Deception In The Marketplace: The Psychology of Deceptive Persuasion and Consumer Self-Protection
Published: 2009-05-16 | ISBN: 080586086X, 0805860878 | PDF | 264 pages | 5 MB
This is the first scholarly book to fully address the topics of the psychology of deceptive persuasion in the marketplace and consumer self-protection. Deception permeates the American marketplace. Deceptive marketing harms consumers' health, welfare and financial resources, reduces people's privacy and self-esteem, and ultimately undermines trust in society. Individual consumers must try to protect themselves from marketers' misleading communications by acquiring personal marketplace deception-protection skills that go beyond reliance on legal or regulatory protections. Understanding the psychology of deceptive persuasion and consumer self-protection should be a central goal for future consumer behavior research.
The authors explore these questions. What makes persuasive communications misleading and deceptive?
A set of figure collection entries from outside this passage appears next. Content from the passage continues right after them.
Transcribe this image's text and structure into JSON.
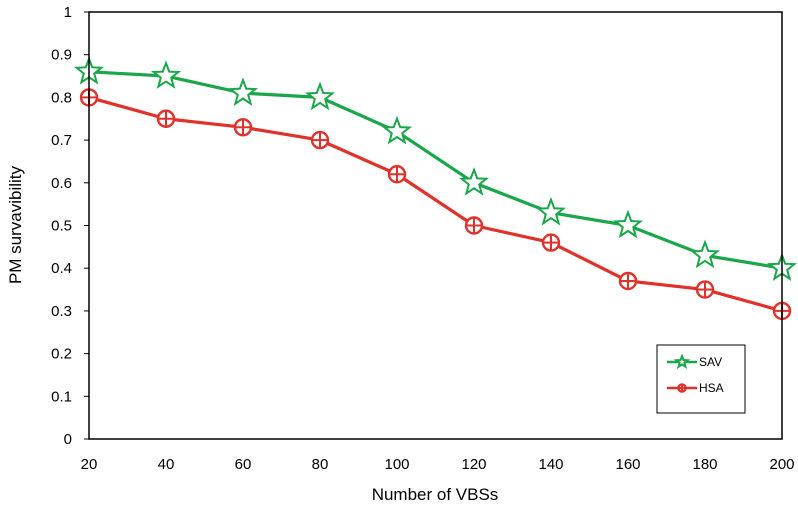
{
  "chart_data": {
    "type": "line",
    "title": "",
    "xlabel": "Number of VBSs",
    "ylabel": "PM survavibility",
    "x": [
      20,
      40,
      60,
      80,
      100,
      120,
      140,
      160,
      180,
      200
    ],
    "xlim": [
      20,
      200
    ],
    "ylim": [
      0,
      1
    ],
    "x_ticks": [
      "20",
      "40",
      "60",
      "80",
      "100",
      "120",
      "140",
      "160",
      "180",
      "200"
    ],
    "y_ticks": [
      "0",
      "0.1",
      "0.2",
      "0.3",
      "0.4",
      "0.5",
      "0.6",
      "0.7",
      "0.8",
      "0.9",
      "1"
    ],
    "grid": false,
    "legend_position": "bottom-right",
    "series": [
      {
        "name": "SAV",
        "color": "#1aa64a",
        "marker": "star",
        "values": [
          0.86,
          0.85,
          0.81,
          0.8,
          0.72,
          0.6,
          0.53,
          0.5,
          0.43,
          0.4
        ]
      },
      {
        "name": "HSA",
        "color": "#e0312b",
        "marker": "circle-plus",
        "values": [
          0.8,
          0.75,
          0.73,
          0.7,
          0.62,
          0.5,
          0.46,
          0.37,
          0.35,
          0.3
        ]
      }
    ]
  }
}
How do marketing managers decide to prevent or practice deception in planning their campaigns? What skills must consumers acquire to effectively cope with marketers' deception tactics? What does research tell us about how people detect, neutralize and resist misleading persuasion attempts? What does research suggest about how to teach marketplace deception protection skills to adolescents and adults?
Chapters cover theoretical perspectives on deceptive persuasion; different types of deception tactics; how deception-minded marketers think; prior research on how people cope with deceptiveness; the nature of marketplace deception protection skills; how people develop deception protection skills in adolescence and adulthood; prior research on teaching consumers marketplace deception protection skills; and societal issues such as regulatory frontiers, societal trust, and consumer education practices.
This unique book is intended for scholars and researchers. It should be essential reading for upper level and graduate courses in consumer behavior, social psychology, communication, and marketing. Marketing practitioners and marketplace regulators will find it stimulating and authoritative, as will social scientists and educators who are concerned with consumer welfare.